Debugging

Debugging is an art and not a science. There is no step-by-step procedure or a single recipe for success when debugging a problem. Asking the following questions can help to understand and identify the nature of the problem and how best to solve it:

  • Is the problem easily reproducible?

  • Is there a reproducer or test that can trigger the bug consistently?

  • When the bug is triggered, are there any panic, error, or debug messages in the dmesg?

  • Is reproducing the problem time-sensitive?

When developing software in an embedded environment, the most likely scenario when testing a new hardware interface is… nothing happens. Unless things work perfectly, it is difficult to know where to begin looking for problems. With a logic analyzer, one can capture and visualize any data that is being transmitted.

For example, when working on software to drive a serial port, it is possible to determine whether anything is being transmitted, and if so, what. This becomes especially important where the embedded processor is communicating with an external device - where every command requires a transmitting and receiving a specific binary sequence. A logic analyzer provides the key to observing the actual communication events (if any!).

One of the most useful techniques for debugging software is to print messages to a terminal.

Serial communication through USART (Universal Synchronous Asynchronous Receiver Transmitter), in order to access a terminal on the board.

Asynchronous serial - debugging

How to approach debugging?

  1. Make sure that you are working on code that is built cleanly—without warnings

  2. You need to gather all the relevant data - in some cases, you may need to watch the user who reported the bug in action to get a sufficient level of detail

  3. The best way to start fixing a bug is to make it reproducible. After all, if you can’t reproduce it, how will you know if it is ever fixed? Failing Test Before Fixing Code - be able to reproduce the case with one command

  4. Read the Damn Error Message
    • Bad Results - What if it’s not a crash? What if it’s just a bad result? Understand the definition of fault, error, and failure (from ECE 716)
  5. Use a debugger - ensure you also see the incorrect value in the debugger
    • Make sure you know how to move up and down the call stack and examine the local stack environment
    • Keep notes of your process
  6. Sensitivity to Input Values - get a copy of the data that makes your program fail, and make sure that it fails in your environment as well

  7. Regressions Across Releases - look back into your release git history and see what release was the last one that worked fine and see what changes were introduced right before the bug

  8. Use binary chop (binary search) - with the stack trace errors log, the releases between the current one and the last working, and with input data

  9. Logging and tracing
    • Debuggers generally focus on the state of the program now. Sometimes, you need more—you must watch the state of a program or a data structure over time.
    • Tracing statements are those little diagnostic messages you print to the screen or to a file that say things such as “got here” and “value of x = 2.”
  10. Rubber Ducking - A very simple but particularly useful technique for finding the cause of a problem is to explain it to someone else.

  11. Don’t Assume It—Prove It Don’t gloss over a routine or piece of code involved in the bug because you “know” it works. Prove it. Prove it in this context, with this data, with these boundary conditions. - basically, what you learned at ECE 653

Systematic debugging:

  • Debugging
  • Tracing: is a specialized use of logging to record information about a program’s execution.
  • Profiling: measuring an application or system by running a profiler analysis tool. Profiling tools can focus on many aspects: function call times and count, memory usage, CPU load, and resource usage

Debugging Tools and Techniques

Software

  • Tracing - print statements to the terminal, logs
  • GDB
  • Kernel - KGDB
  • Stack trace analysis (kernel - scripts/decode_stacktrace.sh)

Hardware

  • Oscilloscope
  • Logic Analyzer

Debugging Checklist

checklist

Frequently Asked Questions

How do you approach debugging?
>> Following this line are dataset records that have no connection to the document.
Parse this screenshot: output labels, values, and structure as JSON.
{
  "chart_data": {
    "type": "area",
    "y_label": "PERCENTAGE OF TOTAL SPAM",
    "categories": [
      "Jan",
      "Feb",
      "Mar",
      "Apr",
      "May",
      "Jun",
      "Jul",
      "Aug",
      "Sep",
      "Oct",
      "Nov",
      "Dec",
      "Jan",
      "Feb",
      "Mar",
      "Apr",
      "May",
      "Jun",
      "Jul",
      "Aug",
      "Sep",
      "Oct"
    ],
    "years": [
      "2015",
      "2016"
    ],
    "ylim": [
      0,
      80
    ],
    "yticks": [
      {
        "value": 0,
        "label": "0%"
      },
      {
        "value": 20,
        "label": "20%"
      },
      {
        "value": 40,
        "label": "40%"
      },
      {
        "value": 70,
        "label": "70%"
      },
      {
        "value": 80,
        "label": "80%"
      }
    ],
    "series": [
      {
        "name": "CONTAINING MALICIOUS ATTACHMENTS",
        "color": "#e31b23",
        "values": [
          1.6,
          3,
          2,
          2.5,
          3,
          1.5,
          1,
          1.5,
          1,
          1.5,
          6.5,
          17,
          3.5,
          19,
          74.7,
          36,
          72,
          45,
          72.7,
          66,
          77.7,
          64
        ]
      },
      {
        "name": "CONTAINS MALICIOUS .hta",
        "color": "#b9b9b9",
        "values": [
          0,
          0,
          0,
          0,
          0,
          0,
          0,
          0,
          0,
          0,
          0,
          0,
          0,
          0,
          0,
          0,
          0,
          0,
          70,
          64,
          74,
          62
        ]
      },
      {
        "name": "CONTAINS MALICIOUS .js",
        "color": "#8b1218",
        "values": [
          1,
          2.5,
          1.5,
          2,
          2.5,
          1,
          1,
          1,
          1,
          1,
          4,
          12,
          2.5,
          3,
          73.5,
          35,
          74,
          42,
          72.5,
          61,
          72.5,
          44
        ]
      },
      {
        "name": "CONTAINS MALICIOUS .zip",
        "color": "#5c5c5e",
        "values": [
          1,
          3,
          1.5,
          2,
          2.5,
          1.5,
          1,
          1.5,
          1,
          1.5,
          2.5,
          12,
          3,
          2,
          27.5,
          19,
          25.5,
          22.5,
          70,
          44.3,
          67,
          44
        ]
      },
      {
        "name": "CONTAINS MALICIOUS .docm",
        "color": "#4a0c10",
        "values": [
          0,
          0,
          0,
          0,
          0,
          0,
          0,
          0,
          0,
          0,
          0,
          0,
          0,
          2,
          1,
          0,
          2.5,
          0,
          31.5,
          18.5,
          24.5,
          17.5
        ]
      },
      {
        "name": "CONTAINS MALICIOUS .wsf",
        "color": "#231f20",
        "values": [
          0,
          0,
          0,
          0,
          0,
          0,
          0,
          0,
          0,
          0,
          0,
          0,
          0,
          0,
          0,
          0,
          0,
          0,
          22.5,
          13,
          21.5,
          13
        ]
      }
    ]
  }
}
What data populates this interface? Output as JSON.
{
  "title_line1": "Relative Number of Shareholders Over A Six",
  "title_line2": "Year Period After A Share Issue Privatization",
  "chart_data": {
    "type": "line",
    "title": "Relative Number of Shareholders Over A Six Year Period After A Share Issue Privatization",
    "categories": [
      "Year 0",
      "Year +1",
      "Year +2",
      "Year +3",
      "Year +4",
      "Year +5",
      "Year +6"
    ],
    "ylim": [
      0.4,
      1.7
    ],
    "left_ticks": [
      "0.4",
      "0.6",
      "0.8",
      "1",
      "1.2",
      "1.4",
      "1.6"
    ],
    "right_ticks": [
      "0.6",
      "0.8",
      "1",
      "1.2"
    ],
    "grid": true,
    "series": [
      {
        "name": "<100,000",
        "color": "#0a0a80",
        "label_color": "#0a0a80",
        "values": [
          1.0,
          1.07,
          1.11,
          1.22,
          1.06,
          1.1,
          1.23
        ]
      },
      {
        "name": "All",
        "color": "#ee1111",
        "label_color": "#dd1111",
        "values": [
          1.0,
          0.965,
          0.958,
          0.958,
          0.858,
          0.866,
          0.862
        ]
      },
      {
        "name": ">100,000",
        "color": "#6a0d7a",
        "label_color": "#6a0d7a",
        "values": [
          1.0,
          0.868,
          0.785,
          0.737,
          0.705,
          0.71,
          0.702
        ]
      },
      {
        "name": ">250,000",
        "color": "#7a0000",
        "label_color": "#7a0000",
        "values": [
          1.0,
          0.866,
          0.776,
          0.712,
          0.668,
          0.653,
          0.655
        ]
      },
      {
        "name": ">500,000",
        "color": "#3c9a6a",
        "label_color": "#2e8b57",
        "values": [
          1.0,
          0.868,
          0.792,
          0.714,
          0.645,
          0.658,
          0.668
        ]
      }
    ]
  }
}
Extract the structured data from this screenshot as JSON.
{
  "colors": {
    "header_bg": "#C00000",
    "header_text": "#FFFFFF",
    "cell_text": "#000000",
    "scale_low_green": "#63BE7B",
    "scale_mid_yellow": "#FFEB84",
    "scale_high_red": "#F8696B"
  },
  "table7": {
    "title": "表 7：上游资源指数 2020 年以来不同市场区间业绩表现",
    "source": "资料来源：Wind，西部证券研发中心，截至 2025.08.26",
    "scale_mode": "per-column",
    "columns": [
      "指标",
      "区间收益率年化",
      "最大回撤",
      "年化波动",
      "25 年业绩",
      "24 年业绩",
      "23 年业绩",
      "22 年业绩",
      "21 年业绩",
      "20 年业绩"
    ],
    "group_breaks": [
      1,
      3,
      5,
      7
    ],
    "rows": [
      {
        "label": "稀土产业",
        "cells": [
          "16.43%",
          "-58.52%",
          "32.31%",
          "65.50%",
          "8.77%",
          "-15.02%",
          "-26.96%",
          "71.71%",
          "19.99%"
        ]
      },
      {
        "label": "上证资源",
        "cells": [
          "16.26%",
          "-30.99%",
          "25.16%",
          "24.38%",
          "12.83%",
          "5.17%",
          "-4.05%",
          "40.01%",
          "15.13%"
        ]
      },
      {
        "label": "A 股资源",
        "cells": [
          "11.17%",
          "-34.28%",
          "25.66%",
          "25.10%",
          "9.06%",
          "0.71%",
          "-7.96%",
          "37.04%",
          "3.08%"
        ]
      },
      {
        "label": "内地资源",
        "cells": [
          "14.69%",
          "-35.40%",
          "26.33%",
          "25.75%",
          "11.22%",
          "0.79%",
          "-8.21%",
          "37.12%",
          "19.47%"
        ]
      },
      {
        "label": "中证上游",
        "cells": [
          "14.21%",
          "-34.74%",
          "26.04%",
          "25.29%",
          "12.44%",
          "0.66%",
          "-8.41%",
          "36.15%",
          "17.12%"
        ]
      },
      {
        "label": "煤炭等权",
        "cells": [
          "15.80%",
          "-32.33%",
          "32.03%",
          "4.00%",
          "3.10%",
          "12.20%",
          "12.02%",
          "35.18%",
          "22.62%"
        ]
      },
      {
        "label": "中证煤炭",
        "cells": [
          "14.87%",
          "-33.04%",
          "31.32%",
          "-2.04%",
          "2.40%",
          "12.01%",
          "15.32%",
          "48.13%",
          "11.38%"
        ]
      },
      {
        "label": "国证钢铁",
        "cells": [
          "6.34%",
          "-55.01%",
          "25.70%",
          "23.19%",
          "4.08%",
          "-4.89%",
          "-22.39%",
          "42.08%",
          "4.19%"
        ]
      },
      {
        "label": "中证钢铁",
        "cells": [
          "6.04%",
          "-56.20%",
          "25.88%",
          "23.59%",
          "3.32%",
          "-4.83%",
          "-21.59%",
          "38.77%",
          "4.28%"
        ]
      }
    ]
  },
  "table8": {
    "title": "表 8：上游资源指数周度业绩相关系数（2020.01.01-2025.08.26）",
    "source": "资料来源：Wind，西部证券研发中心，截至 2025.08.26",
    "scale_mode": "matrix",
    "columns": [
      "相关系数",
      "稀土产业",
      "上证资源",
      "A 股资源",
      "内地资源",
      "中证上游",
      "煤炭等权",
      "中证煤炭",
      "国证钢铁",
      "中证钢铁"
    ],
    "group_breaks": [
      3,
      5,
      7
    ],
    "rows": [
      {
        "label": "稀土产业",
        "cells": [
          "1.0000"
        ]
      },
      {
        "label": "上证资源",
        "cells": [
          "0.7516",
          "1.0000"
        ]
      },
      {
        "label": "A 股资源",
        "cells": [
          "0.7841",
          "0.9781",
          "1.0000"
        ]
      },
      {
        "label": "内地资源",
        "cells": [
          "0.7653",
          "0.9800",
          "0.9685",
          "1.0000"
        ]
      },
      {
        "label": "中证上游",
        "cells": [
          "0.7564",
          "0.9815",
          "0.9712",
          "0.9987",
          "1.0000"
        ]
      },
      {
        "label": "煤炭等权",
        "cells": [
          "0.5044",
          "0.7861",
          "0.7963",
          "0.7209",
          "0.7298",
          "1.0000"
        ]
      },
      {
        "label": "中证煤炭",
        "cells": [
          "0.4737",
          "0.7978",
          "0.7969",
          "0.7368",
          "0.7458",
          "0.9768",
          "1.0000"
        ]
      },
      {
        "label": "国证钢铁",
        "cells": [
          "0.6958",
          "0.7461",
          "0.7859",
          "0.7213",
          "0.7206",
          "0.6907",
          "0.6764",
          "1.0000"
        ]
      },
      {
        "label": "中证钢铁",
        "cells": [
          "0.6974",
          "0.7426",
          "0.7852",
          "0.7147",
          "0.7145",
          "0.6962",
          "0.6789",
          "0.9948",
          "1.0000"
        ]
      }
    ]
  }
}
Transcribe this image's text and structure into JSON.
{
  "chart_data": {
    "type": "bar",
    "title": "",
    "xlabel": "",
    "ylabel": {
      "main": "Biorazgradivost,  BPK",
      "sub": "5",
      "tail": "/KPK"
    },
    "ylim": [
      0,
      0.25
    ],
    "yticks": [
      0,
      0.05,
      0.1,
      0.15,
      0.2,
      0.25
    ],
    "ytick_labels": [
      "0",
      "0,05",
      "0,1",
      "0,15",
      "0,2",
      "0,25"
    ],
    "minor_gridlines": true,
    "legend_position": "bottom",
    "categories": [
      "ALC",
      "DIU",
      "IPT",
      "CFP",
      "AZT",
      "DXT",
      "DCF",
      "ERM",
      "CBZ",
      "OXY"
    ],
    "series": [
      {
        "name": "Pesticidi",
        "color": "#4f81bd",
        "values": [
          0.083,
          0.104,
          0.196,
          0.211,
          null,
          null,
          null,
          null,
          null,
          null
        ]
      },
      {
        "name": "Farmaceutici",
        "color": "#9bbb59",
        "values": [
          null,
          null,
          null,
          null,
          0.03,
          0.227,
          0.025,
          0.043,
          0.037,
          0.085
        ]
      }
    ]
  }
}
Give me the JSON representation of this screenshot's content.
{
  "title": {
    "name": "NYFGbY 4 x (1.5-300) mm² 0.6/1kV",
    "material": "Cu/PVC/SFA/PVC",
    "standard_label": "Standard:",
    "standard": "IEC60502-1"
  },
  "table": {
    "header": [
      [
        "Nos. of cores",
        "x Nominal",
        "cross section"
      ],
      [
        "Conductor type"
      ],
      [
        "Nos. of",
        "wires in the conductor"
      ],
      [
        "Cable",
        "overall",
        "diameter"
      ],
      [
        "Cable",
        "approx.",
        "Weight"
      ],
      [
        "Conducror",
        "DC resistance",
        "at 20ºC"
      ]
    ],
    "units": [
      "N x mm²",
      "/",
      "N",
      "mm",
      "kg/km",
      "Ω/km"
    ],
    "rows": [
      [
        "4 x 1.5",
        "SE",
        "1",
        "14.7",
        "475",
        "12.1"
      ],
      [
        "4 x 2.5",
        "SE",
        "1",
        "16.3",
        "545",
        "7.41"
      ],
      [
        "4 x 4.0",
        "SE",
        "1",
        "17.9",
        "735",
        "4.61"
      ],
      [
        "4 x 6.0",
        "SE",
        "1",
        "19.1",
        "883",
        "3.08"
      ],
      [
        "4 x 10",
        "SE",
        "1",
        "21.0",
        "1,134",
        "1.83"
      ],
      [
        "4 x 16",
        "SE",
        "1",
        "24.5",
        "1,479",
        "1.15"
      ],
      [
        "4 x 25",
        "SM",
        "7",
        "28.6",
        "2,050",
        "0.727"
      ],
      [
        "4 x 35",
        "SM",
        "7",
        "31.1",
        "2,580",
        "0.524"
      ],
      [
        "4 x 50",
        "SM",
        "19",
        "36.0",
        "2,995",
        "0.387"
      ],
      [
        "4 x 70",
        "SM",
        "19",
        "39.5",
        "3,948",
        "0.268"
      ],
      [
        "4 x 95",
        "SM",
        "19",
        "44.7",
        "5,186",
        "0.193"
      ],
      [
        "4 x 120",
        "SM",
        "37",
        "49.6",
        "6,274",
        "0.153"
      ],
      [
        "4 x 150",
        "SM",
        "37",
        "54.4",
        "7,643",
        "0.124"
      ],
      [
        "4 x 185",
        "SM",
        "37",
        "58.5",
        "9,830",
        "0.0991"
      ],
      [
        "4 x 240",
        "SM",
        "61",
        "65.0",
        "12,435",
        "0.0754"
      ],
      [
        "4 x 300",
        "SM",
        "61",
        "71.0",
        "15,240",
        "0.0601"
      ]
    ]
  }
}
System debugging

The 13 Golden Rules of Debugging by Sebastian Fischmeister

  1. Understand the requirements: make sure you build the right program, have the right environment and tests.

  2. Make it fail: find a clear error state; will also serve as an input for regression test; example: assert statements; with timing error, place a guard that checks whether something has been completed.

  3. Simplify the test case: complicated test cases complicate reasoning about the bug.

  4. Read the right error message

  5. Check the plug: check that all the connections are correct.

  6. Separate facts from interpretetion: revisit the processor specification; recheck some of your assumed knowledge.

  7. Divide and conquer: reduce the test case, test one assumption after the other.

  8. Match the tool to the bug: learn special tools.

  9. One change at a time: this is particularly deadly.

  10. Keep an audit trail: use a version control system with local branching.

  11. Get a fresh view: explain the code to your car - seriously!

  12. If you didn’t fix it, it ain’t fixed: changing code that works can only introduce new bugs.

  13. Cover your bugfix with a regression test: the easiest way to build up a test suite.